In an interesting post where he proposes the idea that airport security may be a good indicator of a country´s development, Lars ends on a ‘low note’:
I am less positive on the near-term outlook for Poland. Polish monetary policy has been excessively tight since early 2012. As a consequence the Polish economy is now seeing a sharp slowdown in growth. See my later forecast on the Polish economy here.
Given that Poland, together with Australia, were the ‘poster child’s for what a successful monetary policy looked like during the crisis, that´s unwelcome news. But it also serves as a reminder of the importance of getting monetary policy ‘right’, reflected in the behavior of NGDP.
Below I have some charts for both Poland and Sweden. While Poland avoided the deep recession that spread throughout the world, Sweden was a good example of how ‘competent’ monetary policy could ‘undo the damage’.
After a big drop in 2008, by the end of 2010 NGDP was a ‘whiskers distance’ from reaching the trend level. For some reason, the Riksbank, Sweden´s central bank, though it wise to ‘step on the spending brake’.
Meanwhile, in Poland, spending growth had relented from the high rates experienced before the crisis hit and was approaching the trend from above, remaining very close to trend in 2010 and 2011. For some reason, since early last year the National Bank of Poland also reduced ‘speed’ and NGDP undershot the trend level.
From the inflation chart, it seems both countries reacted to a spike in inflation, with Sweden being even more ‘paranoid’, stepping on the brakes as soon as inflation crossed above the zero line!
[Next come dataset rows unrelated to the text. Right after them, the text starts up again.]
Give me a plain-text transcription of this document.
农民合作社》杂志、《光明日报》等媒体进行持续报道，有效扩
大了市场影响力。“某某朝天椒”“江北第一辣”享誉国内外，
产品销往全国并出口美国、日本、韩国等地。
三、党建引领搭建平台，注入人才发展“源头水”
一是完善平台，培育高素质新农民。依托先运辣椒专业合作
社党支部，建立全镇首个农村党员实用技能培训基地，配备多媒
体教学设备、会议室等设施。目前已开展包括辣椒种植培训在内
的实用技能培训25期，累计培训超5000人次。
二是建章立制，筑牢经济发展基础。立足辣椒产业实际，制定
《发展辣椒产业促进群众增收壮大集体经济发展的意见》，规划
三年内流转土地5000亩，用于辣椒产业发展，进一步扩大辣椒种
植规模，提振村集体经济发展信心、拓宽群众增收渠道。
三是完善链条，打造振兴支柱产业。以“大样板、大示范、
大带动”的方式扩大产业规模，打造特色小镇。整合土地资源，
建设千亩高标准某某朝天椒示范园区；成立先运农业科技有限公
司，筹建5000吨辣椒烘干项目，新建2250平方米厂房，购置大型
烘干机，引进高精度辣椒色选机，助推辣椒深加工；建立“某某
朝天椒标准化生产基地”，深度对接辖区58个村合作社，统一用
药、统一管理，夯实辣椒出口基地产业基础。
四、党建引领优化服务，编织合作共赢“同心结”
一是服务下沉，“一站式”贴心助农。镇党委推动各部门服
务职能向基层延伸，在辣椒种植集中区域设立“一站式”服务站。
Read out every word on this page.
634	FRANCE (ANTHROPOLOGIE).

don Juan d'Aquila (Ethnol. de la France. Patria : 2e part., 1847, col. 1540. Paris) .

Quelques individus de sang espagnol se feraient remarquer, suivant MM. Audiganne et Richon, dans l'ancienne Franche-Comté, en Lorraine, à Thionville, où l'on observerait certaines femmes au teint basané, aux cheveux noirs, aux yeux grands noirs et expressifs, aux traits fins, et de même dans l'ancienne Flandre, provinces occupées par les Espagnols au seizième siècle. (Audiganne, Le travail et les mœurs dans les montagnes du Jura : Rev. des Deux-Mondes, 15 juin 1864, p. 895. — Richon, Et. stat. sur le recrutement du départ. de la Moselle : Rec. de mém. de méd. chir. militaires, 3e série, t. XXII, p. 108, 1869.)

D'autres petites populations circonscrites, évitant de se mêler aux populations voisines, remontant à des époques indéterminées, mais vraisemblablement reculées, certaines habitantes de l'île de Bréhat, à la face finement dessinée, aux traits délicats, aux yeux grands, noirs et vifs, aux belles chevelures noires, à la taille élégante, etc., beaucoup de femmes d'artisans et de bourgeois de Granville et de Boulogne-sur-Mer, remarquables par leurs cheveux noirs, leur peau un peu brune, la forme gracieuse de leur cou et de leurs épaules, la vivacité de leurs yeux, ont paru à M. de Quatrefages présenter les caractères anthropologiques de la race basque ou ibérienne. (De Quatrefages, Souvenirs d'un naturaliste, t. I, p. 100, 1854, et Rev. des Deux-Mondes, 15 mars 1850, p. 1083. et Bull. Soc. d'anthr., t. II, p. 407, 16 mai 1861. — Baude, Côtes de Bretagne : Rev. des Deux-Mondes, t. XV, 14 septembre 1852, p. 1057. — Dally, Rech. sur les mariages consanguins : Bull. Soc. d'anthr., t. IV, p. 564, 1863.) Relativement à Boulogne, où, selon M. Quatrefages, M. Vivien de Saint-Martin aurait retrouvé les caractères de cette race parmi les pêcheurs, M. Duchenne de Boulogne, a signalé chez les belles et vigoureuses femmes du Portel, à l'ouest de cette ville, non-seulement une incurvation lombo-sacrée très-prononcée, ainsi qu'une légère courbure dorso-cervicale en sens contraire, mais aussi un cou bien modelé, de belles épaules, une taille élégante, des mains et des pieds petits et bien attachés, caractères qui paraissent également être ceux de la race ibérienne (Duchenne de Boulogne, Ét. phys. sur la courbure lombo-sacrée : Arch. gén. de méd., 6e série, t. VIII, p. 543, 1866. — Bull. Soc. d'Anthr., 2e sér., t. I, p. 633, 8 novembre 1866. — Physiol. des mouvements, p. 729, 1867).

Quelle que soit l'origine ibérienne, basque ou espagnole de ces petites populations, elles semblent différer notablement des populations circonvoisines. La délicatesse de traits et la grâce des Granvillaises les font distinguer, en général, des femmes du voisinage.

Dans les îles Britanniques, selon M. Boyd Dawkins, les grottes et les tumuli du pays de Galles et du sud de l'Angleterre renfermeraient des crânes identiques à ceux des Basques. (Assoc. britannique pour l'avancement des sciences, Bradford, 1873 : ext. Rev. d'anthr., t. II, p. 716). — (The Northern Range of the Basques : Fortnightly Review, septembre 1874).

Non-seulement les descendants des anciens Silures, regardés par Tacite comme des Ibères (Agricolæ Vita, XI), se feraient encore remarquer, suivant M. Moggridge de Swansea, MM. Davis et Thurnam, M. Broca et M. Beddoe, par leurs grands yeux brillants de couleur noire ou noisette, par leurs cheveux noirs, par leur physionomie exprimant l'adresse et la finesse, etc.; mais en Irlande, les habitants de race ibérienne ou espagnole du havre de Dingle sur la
The outcome is what one would expect. Real growth falls sharply and inflation is now far below ‘target levels’. Interesting to note that while central banks are quick to ‘pull the brakes’ when inflation, even if only slightly, goes above trend, they practice ‘patience’ when inflation is way below trend, as this quote from a Fed dove speaking in Sweden indicates:
Williams noted that underlying inflation was at 1 percent, below the Fed’s target of 2 percent. Speaking on the sidelines of a seminar in the Swedish capital, he said he saw temporary factors as being the main reason inflation was being held low and expected the inflation rate to return to 2 percent.
Update: Swedish Unemployment rate:
With such a show of incompetence by the Riksbank, no wander Svensson quit!